クトゥーゾフは、とにかくフランス軍をロシア国境外に追い出す事、もし戦闘の必要があれば、それを十分なスタミナの元で行うのがベストである事、戦闘の必要がなければ、あえて戦闘を仕掛けず、兵士の命を無駄にせず、ひいては軍の崩壊を抑える、この事が大事だと常に考えていた人だったという説明がなされています。

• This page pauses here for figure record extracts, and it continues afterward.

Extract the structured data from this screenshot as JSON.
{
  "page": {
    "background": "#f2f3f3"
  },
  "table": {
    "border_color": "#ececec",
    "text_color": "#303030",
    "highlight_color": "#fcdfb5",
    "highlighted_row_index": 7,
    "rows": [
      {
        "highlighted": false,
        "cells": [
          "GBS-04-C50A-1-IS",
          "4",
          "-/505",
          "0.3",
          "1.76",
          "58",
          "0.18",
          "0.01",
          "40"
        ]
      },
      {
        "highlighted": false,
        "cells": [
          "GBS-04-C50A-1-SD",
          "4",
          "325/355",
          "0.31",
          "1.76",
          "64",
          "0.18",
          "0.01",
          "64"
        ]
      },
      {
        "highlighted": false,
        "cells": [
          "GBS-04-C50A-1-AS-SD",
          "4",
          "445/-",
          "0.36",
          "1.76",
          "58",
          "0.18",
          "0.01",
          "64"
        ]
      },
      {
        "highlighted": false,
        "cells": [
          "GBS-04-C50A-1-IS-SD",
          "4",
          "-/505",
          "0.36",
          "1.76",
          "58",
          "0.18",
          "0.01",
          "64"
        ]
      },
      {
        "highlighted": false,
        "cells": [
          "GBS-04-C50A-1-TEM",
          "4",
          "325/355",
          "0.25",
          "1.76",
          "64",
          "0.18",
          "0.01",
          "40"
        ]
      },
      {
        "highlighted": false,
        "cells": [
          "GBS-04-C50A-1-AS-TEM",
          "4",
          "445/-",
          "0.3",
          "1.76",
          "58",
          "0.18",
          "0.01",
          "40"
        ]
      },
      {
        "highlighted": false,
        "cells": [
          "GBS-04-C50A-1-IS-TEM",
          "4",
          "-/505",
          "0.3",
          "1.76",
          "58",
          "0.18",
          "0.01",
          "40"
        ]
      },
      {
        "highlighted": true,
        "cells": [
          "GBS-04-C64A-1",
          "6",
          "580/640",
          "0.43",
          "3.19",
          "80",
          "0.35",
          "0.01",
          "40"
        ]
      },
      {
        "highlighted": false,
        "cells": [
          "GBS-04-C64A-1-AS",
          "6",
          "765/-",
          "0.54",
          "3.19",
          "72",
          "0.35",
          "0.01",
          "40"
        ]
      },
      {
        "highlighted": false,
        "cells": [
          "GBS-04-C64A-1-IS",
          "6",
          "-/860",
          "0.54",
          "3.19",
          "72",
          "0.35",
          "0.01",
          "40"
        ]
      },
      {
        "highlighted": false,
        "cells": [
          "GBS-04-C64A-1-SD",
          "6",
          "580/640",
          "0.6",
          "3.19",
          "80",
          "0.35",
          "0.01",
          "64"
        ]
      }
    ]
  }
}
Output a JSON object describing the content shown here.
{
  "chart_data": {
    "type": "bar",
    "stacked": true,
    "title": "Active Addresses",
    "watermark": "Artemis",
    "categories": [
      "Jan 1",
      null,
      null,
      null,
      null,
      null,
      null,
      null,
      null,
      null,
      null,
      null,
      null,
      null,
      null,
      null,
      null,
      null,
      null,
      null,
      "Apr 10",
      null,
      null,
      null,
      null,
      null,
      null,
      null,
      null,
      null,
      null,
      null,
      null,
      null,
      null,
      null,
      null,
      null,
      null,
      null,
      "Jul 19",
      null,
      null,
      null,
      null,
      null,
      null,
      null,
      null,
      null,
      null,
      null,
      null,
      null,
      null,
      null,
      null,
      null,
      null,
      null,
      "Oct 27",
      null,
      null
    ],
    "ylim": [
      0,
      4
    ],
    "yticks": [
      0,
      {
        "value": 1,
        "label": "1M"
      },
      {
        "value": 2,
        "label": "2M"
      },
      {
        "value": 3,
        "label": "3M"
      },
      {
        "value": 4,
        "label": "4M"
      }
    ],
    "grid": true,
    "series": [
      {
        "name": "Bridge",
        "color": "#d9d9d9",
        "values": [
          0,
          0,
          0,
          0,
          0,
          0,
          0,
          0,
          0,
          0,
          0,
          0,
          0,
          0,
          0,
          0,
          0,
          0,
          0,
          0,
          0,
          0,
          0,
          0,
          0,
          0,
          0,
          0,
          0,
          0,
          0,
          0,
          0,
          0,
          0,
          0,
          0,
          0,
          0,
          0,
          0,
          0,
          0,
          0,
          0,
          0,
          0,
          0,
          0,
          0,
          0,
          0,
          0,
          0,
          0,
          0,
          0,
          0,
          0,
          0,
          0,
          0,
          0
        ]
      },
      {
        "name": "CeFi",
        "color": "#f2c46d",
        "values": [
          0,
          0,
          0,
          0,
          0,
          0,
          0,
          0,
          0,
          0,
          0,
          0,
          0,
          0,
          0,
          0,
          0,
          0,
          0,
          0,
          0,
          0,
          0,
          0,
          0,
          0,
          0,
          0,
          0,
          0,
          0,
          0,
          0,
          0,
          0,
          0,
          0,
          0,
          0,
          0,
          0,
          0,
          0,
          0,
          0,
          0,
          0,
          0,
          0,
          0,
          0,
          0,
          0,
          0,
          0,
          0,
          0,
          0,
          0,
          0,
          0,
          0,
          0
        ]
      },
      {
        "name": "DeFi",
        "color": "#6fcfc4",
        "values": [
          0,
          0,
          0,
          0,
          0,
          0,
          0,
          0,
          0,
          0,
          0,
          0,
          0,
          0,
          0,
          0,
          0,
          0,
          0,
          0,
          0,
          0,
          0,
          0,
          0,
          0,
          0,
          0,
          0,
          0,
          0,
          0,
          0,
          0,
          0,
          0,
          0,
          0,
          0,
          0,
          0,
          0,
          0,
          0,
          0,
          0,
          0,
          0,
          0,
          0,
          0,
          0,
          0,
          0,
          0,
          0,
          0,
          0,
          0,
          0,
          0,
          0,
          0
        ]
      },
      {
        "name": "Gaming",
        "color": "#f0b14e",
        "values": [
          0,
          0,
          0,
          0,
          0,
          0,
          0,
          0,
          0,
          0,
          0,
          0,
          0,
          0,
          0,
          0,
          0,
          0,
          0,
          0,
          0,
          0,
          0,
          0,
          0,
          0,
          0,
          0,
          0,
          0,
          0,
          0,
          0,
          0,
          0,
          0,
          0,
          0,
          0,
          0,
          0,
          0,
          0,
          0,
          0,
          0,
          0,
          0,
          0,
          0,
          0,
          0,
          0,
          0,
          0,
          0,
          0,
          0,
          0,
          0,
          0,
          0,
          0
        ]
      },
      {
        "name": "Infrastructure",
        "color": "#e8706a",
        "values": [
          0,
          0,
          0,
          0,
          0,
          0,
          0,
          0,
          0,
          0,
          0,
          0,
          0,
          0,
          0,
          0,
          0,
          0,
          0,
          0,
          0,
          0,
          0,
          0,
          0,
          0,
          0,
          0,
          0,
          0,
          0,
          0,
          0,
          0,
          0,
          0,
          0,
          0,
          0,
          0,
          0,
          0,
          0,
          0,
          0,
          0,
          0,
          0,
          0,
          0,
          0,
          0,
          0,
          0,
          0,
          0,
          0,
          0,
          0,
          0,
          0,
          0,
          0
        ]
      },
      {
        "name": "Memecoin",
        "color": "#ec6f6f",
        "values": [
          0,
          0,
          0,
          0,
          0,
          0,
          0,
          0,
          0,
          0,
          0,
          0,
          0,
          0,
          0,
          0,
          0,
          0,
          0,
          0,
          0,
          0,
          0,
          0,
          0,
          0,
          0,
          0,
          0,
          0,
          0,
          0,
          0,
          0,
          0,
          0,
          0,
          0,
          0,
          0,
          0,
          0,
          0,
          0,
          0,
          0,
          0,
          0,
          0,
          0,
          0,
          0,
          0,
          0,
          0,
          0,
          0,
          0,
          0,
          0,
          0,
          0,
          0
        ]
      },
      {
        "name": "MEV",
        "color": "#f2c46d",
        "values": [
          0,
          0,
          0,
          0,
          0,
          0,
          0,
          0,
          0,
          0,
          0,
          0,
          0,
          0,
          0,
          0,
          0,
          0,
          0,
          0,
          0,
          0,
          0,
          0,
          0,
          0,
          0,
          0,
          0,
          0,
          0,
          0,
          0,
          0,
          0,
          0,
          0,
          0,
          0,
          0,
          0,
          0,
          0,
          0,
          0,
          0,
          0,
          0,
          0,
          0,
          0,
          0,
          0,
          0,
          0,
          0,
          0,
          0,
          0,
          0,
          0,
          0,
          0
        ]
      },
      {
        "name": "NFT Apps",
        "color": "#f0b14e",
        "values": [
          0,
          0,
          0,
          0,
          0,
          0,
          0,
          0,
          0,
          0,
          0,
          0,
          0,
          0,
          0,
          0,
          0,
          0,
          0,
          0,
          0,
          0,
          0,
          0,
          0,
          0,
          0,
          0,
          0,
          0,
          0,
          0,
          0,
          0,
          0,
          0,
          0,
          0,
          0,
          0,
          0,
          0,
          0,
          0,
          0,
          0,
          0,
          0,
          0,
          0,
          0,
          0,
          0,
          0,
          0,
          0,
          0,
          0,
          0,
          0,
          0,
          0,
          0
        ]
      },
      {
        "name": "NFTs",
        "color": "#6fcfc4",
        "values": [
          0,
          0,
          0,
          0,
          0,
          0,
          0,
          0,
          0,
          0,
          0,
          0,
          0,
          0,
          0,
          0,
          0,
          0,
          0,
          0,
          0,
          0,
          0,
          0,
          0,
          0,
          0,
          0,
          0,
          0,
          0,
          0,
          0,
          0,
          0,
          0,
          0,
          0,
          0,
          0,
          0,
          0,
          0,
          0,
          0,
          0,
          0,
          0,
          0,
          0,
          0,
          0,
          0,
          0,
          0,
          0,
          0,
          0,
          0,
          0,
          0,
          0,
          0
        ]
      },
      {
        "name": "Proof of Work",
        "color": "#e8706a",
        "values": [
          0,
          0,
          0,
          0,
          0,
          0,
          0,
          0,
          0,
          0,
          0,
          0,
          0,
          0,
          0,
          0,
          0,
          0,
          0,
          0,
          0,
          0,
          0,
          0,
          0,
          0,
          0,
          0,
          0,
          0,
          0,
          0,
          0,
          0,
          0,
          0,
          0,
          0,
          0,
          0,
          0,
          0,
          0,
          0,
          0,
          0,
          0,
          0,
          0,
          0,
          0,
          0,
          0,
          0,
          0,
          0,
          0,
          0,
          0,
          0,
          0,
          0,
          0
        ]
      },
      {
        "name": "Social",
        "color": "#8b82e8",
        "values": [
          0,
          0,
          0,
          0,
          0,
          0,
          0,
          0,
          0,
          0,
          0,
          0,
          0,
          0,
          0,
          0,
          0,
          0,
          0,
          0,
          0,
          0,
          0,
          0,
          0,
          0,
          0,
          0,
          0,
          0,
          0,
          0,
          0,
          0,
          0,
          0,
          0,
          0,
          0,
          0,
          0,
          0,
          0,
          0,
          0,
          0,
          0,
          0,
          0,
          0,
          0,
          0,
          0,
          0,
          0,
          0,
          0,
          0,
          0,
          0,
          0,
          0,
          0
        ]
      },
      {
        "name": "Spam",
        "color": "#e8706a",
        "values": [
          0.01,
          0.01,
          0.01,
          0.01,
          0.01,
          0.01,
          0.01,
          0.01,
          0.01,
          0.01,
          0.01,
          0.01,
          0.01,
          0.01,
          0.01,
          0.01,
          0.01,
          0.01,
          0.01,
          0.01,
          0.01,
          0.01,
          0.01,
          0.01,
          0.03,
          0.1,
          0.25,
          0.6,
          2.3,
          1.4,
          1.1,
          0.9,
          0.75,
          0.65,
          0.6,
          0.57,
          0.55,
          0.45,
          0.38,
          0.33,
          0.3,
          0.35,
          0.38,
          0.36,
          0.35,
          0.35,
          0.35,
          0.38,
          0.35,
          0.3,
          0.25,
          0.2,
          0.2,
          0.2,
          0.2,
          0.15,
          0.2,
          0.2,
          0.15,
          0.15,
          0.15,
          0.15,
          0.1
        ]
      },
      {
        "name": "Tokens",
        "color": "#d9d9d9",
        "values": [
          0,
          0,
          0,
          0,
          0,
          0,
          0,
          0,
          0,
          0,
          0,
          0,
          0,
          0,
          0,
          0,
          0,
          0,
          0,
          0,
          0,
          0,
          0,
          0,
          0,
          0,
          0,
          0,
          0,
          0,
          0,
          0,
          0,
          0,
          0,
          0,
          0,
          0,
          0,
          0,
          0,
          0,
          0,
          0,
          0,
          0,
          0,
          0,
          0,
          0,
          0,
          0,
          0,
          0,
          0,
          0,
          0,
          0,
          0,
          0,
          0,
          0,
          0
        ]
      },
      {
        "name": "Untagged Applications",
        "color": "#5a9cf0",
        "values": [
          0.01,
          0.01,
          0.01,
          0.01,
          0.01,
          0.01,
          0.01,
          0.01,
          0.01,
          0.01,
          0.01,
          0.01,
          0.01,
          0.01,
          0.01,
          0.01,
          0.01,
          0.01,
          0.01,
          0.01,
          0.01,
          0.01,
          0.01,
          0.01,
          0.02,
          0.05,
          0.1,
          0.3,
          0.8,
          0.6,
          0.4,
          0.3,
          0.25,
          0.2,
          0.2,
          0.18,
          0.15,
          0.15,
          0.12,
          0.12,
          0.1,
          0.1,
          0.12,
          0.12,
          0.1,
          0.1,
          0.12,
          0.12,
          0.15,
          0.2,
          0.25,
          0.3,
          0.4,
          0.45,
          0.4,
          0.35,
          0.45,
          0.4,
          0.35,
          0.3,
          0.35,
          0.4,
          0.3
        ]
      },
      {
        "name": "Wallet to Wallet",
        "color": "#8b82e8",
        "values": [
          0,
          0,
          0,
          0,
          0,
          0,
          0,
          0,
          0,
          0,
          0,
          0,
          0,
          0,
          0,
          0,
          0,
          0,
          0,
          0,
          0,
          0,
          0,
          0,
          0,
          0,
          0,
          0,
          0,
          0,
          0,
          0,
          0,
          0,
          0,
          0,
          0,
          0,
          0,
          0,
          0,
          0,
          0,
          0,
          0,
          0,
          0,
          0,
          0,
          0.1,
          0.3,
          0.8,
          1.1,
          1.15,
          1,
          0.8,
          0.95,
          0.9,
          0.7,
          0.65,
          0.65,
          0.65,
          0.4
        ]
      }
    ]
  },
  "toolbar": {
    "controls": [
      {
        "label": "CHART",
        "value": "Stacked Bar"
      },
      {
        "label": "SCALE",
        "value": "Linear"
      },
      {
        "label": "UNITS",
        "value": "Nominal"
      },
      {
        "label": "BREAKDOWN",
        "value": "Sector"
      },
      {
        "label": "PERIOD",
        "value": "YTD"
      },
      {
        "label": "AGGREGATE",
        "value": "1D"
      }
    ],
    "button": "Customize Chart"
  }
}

トルストイの考察によると、彼の采配が神の思し召しに合致したものであり、そして彼のこのような判断は、ロシア国家・ロシア民族を愛していたからだ、そして、兵士1人1人(それは敵国の兵士の命をも、という意味だと思います)の人命を慈しんだのだ、という風に結論付けています。
だからこそ、ロシア国土にナポレオン軍が侵入して、ドイツ人の総司令官の采配に怒った国民が、皇帝の意思に反して皇帝の寵愛を失った老人のクトゥーゾフに運命を託したのだ。。としています。
クトゥーゾフは決して派手な戦勝を上げず、大物の捕虜を皇帝に献上などしなかった為に、歴史家からは「よくわからない将軍」と言われていますが、人という側面から見たら、優秀な人物だったし、彼の見ていた未来は正しいものであり、それ故に彼こそロシアを救った偉人だった、と結んでいます。